This true color handout image captured by NASA's Cassini spacecraft before a distant flyby of Saturn's moon Titan

 A cyanide cloud formed over Titan's south pole as the strange moon of Saturn entered its seven-year winter in 2009, astronomers reported on Wednesday.
An enigma of the Solar System, Titan is studded with lakes of liquid hydrocarbons and a choking nitrogen-methane atmosphere, according to data sent back by a US-European scout mission.
The satellite and its mother planet are so far from the Sun -- 1.4 billion kilometres (886 million miles) -- that each season on Titan lasts seven Earth years instead of three months.
Reporting in the journal Nature, scientists led by Nick Teany at the University of Bristol in western England, said the US orbiter Cassini first spotted a cloud over Titan's south pole five years ago.
Two years of observation found the cloud comprised icy particles of hydrogen cyanide.

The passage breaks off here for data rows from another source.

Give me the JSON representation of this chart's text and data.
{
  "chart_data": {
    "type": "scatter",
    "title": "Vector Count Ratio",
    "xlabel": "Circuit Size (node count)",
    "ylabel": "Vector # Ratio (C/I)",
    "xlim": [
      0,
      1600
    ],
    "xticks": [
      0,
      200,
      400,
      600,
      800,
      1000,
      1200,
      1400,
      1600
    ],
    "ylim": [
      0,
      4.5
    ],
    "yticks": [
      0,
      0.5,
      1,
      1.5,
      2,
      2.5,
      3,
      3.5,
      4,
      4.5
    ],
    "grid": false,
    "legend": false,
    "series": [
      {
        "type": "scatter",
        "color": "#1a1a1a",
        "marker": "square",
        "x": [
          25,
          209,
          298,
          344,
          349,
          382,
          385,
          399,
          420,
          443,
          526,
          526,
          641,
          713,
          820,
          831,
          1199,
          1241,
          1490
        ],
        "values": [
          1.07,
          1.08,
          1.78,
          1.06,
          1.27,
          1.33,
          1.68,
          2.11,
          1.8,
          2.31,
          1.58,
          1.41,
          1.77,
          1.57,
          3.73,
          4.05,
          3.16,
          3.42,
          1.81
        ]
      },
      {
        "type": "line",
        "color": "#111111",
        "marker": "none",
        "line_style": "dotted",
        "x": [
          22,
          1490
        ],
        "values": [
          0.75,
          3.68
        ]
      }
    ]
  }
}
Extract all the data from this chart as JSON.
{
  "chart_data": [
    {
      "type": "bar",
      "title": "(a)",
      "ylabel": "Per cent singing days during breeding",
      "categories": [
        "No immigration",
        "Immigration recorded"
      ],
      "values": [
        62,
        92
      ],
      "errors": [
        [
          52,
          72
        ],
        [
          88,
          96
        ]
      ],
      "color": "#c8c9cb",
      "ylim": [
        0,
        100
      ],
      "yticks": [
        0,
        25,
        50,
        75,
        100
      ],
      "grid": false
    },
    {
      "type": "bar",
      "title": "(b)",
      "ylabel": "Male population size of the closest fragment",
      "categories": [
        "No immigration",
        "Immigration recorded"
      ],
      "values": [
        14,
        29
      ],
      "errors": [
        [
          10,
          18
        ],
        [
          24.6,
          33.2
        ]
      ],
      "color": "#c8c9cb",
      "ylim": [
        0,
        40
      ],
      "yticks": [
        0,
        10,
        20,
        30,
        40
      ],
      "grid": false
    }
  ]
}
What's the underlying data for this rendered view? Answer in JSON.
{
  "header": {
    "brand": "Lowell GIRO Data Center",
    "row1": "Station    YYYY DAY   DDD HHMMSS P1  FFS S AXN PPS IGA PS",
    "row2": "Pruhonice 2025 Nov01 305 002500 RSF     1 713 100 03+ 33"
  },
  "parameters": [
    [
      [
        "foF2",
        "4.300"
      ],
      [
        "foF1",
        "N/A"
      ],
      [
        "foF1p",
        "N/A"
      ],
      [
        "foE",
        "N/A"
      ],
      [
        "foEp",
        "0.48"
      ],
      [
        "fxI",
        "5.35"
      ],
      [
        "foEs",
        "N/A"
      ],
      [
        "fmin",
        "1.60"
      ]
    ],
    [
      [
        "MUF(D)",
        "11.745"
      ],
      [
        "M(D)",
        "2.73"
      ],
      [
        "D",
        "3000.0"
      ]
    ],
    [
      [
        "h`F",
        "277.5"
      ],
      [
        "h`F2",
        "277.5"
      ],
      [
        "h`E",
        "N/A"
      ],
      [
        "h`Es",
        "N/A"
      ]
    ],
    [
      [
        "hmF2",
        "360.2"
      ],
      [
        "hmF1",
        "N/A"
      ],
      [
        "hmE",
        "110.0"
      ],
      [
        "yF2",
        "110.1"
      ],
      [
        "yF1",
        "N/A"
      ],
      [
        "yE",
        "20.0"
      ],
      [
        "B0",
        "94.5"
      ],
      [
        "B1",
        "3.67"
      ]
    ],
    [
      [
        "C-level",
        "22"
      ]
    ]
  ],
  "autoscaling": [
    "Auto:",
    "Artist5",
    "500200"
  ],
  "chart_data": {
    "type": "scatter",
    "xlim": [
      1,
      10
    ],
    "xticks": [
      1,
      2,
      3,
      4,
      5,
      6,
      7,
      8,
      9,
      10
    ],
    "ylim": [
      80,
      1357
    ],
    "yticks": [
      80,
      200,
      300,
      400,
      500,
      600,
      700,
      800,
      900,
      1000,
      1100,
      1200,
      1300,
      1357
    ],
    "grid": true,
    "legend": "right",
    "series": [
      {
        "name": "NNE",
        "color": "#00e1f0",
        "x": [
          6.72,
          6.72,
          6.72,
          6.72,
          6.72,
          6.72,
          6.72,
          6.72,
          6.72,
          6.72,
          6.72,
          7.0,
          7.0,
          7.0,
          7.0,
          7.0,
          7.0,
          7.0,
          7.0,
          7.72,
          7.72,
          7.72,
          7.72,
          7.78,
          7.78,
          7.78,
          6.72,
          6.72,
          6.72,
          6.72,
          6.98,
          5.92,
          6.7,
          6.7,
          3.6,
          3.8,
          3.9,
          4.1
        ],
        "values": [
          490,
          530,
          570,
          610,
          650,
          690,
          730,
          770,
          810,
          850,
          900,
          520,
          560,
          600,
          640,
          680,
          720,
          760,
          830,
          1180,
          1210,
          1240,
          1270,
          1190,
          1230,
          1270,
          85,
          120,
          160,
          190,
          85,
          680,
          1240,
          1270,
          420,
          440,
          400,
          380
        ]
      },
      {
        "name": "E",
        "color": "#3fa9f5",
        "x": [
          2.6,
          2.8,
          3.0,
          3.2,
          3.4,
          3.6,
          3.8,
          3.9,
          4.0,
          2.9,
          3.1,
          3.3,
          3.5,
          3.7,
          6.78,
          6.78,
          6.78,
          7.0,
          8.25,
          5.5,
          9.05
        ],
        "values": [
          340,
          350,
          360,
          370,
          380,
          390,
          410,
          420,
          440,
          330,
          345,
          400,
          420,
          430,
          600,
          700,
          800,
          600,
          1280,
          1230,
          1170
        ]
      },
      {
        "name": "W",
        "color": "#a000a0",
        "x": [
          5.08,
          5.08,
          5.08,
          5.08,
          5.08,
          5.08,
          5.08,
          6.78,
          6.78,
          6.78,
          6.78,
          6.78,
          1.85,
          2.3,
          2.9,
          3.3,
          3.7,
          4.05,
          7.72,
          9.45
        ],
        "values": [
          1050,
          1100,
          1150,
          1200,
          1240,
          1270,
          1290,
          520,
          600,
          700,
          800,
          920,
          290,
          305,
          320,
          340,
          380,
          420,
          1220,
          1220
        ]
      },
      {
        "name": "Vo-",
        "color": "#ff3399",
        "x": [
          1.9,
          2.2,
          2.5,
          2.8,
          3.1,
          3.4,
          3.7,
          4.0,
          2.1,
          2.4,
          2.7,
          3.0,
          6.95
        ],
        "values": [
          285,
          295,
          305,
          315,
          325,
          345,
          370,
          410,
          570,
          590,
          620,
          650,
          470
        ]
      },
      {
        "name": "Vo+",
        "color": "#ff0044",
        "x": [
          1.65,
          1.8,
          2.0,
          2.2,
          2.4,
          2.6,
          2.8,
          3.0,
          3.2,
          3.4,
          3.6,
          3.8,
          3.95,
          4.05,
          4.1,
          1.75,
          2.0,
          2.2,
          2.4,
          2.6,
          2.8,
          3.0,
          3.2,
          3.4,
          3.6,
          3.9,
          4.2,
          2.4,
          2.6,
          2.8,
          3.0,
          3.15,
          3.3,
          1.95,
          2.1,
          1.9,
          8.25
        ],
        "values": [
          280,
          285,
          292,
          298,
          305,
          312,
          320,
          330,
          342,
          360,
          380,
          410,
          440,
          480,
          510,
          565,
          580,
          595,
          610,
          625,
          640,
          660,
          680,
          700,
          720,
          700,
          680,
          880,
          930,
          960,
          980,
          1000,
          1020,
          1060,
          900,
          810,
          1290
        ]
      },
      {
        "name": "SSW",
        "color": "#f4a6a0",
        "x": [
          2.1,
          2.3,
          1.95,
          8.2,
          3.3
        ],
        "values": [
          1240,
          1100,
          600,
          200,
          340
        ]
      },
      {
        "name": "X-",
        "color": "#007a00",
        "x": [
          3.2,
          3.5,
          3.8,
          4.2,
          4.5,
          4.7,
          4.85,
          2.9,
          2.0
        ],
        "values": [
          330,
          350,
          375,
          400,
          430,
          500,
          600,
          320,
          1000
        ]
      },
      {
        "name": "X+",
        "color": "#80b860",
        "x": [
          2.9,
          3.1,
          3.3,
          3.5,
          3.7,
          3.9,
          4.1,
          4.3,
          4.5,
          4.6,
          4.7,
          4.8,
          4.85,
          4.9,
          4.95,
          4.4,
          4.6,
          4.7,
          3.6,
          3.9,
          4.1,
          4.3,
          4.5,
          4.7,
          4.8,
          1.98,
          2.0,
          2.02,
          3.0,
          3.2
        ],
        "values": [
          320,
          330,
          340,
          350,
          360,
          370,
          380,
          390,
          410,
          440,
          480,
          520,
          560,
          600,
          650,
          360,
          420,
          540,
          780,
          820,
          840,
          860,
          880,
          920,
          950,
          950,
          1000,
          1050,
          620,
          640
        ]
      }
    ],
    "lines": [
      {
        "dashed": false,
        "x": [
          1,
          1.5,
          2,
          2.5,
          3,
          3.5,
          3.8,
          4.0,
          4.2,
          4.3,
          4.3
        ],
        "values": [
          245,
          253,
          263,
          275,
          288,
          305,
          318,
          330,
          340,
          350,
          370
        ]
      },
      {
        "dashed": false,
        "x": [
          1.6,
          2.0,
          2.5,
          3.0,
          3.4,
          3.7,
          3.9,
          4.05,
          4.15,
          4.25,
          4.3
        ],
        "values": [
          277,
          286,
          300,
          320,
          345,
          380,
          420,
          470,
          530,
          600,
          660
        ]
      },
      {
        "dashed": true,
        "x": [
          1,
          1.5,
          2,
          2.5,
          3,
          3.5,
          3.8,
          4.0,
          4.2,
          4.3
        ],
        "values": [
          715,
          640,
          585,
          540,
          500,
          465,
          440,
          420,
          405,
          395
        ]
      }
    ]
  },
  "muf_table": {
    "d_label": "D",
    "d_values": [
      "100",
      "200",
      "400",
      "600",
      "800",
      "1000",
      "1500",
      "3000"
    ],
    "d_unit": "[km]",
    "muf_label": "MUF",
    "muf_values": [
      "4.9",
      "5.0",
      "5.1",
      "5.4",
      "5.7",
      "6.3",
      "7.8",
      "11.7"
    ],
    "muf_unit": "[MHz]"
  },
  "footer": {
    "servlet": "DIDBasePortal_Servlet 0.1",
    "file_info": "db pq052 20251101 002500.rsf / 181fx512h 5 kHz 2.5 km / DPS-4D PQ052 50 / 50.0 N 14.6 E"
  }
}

The discovery showed that the onset of winter on Titan is sharp and brutal even in this extremely cold region of space.
"Titan's south pole must be extremely cold to allow hydrogen cyanide to condense," a university press statement said.
"In fact the upper atmosphere must have cooled by over 50 degrees (Celsius or 90 degrees Fahrenheit) in less than a year to reach a blisteringly cold minus 150 C."